11 Aug 2017
Open Mesh Fabrics from Mainland China: EU Industry Calls for United Front Against Allegedly Illegal Trade Practices
In a press release published on 20 July 2017, GlassFibreEurope, the European Glass Fibre Producers Association, and Tech-Fab Europe collectively called on all actors in the glass fibre value chain to stand united in the fight against mainland China’s alleged illegal trade practices.

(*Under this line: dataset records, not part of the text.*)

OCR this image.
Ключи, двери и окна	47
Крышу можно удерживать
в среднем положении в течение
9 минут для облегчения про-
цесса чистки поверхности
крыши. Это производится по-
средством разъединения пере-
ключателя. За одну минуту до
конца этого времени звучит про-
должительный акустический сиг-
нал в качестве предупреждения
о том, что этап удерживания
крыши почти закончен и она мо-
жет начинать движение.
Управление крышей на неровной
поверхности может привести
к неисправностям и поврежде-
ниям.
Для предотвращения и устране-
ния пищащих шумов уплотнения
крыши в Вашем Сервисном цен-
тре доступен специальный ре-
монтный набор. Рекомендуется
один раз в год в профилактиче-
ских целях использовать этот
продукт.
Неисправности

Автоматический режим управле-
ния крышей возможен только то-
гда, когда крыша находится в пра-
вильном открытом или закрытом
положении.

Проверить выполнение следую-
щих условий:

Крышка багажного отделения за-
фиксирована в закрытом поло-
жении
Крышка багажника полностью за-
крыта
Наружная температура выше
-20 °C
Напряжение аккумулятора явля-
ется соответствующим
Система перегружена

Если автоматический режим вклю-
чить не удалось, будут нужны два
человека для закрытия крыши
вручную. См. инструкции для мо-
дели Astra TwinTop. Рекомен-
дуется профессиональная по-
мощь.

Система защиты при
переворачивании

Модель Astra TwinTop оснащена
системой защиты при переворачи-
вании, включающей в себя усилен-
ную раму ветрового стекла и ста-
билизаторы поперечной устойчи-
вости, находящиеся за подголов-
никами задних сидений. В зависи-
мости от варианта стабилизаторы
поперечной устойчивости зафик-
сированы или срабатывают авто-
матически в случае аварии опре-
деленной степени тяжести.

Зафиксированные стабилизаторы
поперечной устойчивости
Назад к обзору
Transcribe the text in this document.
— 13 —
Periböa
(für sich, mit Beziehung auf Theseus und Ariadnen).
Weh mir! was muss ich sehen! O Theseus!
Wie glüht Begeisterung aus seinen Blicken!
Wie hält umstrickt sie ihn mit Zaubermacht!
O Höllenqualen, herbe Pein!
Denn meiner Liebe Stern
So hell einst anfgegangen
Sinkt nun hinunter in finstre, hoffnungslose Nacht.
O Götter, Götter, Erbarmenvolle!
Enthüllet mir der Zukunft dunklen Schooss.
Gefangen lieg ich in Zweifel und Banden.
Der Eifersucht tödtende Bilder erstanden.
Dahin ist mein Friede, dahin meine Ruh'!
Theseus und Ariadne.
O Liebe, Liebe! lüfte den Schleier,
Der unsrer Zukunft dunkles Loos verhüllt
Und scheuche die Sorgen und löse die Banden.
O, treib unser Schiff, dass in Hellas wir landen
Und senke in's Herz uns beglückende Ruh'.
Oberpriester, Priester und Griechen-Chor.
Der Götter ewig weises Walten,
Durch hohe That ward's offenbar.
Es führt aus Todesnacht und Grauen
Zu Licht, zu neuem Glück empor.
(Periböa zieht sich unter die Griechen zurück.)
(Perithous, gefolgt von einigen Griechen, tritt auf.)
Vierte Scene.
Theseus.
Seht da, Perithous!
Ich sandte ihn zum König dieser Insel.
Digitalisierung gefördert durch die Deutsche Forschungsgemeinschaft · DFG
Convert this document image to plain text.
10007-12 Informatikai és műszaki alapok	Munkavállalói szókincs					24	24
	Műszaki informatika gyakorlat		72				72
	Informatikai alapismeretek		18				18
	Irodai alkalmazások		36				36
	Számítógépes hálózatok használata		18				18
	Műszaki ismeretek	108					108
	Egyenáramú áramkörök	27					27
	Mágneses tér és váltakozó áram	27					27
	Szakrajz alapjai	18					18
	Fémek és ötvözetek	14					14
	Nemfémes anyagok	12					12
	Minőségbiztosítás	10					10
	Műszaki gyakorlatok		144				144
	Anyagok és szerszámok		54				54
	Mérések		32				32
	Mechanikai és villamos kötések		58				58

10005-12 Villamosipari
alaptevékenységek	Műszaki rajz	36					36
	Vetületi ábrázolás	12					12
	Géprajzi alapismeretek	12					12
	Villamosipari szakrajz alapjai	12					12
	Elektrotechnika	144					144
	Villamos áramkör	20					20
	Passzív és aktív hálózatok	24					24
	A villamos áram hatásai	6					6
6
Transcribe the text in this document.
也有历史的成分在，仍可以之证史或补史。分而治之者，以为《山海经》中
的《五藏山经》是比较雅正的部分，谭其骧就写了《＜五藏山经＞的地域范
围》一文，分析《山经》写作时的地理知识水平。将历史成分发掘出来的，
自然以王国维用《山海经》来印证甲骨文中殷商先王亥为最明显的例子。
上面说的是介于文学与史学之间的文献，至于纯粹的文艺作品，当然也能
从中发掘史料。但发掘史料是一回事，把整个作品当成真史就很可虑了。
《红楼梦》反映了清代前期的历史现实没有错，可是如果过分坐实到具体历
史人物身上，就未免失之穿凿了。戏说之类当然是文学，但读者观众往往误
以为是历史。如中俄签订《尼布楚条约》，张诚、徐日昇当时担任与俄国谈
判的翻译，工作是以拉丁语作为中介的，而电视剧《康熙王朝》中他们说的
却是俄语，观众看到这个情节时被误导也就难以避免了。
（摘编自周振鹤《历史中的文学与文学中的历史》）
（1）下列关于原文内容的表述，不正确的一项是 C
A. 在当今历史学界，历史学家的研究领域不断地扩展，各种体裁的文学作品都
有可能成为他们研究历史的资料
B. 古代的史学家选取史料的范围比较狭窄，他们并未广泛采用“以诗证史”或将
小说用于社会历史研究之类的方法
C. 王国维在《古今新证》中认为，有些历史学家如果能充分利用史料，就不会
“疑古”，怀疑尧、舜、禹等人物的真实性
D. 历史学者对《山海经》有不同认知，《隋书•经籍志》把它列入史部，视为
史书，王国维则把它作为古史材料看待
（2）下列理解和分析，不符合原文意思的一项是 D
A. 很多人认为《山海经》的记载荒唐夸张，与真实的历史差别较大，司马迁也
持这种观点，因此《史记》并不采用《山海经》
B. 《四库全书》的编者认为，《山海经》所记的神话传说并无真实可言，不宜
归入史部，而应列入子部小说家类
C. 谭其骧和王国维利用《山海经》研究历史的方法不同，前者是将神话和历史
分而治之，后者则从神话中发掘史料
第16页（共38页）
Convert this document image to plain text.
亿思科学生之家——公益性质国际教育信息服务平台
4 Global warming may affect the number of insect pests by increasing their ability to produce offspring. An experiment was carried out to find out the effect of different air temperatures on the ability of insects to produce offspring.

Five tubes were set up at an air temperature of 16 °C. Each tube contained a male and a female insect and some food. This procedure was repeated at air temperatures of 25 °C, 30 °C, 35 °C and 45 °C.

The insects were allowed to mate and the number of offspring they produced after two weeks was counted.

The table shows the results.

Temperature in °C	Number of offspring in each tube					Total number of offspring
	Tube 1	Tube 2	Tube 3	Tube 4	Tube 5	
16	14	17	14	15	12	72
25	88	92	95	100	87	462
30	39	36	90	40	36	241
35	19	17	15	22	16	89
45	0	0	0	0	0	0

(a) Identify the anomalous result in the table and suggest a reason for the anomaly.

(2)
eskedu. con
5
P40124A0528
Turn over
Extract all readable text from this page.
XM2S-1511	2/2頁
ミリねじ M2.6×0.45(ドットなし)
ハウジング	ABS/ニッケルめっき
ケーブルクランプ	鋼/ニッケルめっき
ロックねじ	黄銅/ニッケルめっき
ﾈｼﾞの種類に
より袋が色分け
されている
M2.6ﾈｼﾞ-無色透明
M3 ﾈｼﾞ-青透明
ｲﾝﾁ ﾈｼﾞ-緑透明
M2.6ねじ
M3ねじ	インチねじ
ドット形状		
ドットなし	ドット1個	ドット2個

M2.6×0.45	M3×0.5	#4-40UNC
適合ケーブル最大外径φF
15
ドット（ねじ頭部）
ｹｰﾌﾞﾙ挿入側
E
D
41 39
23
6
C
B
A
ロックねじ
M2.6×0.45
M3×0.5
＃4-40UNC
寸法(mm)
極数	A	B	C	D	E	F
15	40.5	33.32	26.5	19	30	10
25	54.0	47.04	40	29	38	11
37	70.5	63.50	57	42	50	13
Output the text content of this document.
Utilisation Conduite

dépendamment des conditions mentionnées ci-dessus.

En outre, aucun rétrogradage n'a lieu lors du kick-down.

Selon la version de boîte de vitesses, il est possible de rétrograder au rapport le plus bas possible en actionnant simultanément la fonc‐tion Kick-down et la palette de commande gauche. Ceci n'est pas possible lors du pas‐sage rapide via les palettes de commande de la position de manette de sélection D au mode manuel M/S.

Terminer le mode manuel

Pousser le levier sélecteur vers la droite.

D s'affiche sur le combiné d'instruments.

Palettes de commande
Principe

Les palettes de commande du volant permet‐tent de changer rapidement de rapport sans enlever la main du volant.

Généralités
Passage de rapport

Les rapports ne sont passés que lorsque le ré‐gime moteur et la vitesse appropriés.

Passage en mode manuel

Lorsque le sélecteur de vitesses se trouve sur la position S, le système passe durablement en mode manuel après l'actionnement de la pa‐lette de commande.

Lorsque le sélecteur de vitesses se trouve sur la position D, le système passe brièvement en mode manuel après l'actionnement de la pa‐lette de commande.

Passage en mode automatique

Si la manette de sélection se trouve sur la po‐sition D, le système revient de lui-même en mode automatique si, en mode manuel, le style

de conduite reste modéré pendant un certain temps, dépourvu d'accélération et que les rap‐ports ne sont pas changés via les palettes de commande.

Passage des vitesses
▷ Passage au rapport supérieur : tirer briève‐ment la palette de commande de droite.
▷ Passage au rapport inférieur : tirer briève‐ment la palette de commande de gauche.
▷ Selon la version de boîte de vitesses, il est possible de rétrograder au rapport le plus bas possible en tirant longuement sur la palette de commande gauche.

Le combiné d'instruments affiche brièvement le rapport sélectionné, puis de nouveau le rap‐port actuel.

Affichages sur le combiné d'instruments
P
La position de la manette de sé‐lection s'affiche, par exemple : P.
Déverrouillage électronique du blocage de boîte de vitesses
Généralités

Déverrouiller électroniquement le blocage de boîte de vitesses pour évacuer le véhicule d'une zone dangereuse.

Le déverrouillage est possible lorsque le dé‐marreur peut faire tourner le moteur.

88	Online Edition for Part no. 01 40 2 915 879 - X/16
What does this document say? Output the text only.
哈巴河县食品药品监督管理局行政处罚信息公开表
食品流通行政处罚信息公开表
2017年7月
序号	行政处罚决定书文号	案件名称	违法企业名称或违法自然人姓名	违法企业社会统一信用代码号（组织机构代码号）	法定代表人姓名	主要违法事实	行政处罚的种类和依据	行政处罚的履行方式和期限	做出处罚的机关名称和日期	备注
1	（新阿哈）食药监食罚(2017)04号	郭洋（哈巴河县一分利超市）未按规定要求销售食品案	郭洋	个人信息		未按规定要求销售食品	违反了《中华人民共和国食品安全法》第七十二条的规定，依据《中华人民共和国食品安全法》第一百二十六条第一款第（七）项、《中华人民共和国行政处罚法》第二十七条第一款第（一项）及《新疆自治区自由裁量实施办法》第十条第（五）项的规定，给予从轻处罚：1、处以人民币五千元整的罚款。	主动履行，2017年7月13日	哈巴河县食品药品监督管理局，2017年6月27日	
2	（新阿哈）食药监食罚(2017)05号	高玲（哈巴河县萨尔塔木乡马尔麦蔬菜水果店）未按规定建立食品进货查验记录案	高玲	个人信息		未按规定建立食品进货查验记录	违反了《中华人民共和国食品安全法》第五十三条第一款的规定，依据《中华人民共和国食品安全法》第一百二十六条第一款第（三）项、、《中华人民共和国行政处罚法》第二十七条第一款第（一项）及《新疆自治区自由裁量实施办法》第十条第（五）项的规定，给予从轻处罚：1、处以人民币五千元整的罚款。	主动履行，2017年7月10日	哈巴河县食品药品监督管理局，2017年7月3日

Axel Jorns, Secretary General of GlassFibreEurope, stated that the glass fibre industry “must pull the entire value chain together to stop the virulent spread of illegal dumping and circumvention practices by [mainland] China” and “must demand that international trade rules are respected and enforced by the European Commission”. According to Jorns, the predatory dumping by exporting producers in mainland China is a recurrent and critical issue for both the upstream as well as the downstream industries in the European glass fibre sector.
These statements were triggered by the most recent development in the EU’s trade defence case against open mesh fabrics from mainland China. The anti-dumping investigation against open mesh fabrics was initiated on 20 May 2010, and the European Commission has been imposing definitive anti-dumping duties ranging from 48.4% to 62.9% on these products since 10 August 2011. While the duties were initially set to expire five years later, on 10 August 2016, a request for an expiry review was lodged on 4 May 2016 by the Alliance for the Defence of Open Mesh Fabrics, the association of EU producers. The expiry review has been ongoing since 9 August 2016, and the European Commission disclosed its findings to the involved parties on 26 June 2017.
According to the EU glass fibre manufacturing industries, the European Commission proposed the termination of the anti-dumping duties despite clear and irrefutable evidence demonstrating the likelihood of a continuation or recurrence of dumping and injury if the measures were to be removed. They argue that the analysis in the Commission’s disclosure is incomplete and does not consider all relevant evidence, which would support the continuation of the duties. As an example of a relevant factor which was not examined by the Commission when evaluating the likelihood that injury would recur, the EU producers refer to the fact that mainland China’s overcapacity of open mesh fabrics is equal to the EU’s total consumption.
The manufacturing industries emphasise the massive overcapacity which has been built up in mainland China over the past years, and the attractiveness of the EU market to the Chinese producers of open mesh fabrics. In order to substantiate the latter, they refer to the fact that Chinese producers rapidly obtained more than 50% of the EU’s market share before the EU imposed anti-dumping duties on imports of open mesh fabrics in 2011.
EU producers expect a significant increase in dumped imports from mainland China on the EU market if the measures were to be terminated, and argue that such an increase would have a devastating impact on EU producers of open mesh fabrics. Jorns also refers to mainland China’s “13th 5-Year New Materials Plan”, which he describes as a clear state-backed strategy to support Chinese producers by underwriting products being exported, below cost, to third markets (and in particular to the EU market).
Besides the initial anti-dumping investigation on open mesh fabrics from mainland China, three anti-circumvention investigations were initiated between 10 November 2011 and 10 April 2013. As a result, the anti-dumping duties were extended to imports of certain open mesh fabrics of glass fibres from Malaysia as of 25 July 2012, to such imports from Taiwan and Thailand as of 17 January 2013 and to such imports from India and Indonesia as of 21 December 2013.
In addition to the EU’s trade defence case against open mesh fabrics from mainland China, other trade defence measures are also in place against other types of glass fibre fabrics originating in mainland China. European glass fibre producers have played a major role in the imposition of such trade defence measures.
First, the European Commission imposed definitive anti-dumping duties (ranging from 7.3% to 13.8%) on imports of certain continuous filament glass fibre products originating in mainland China from 16 March 2011. Due to a partial interim review, the level of the duties was altered from 24 December 2014, ranging from 4.9% to 10.3%. While the duties were initially set to expire on 16 March 2016, the measures were re-imposed on 25 April 2017 following an expiry review. The anti-dumping duties, ranging from 0% to 19.9%, are now set to expire on 25 April 2022. The initial anti-dumping proceeding, the partial interim review and the expiry review were all initiated by the European Glass Fibre Producers Association.
Second, the European Commission imposed definitive countervailing duties (ranging from 4.9% to 10.3%) on imports of certain filament glass fibre products originating in mainland China on 24 December 2014. This anti-subsidy proceeding was also triggered by the European Glass Fibre Producers Association. The measures are currently set to expire on 23 December 2019.
Despite its disclosure to interested parties, the European Commission has not yet published its final decision on the expiry review against open mesh fabrics originating in mainland China. While the Commission appears inclined to terminate the anti-dumping duties, it is, theoretically, not excluded that the Commission may decide to impose the definitive anti-dumping duties for an extended period of time.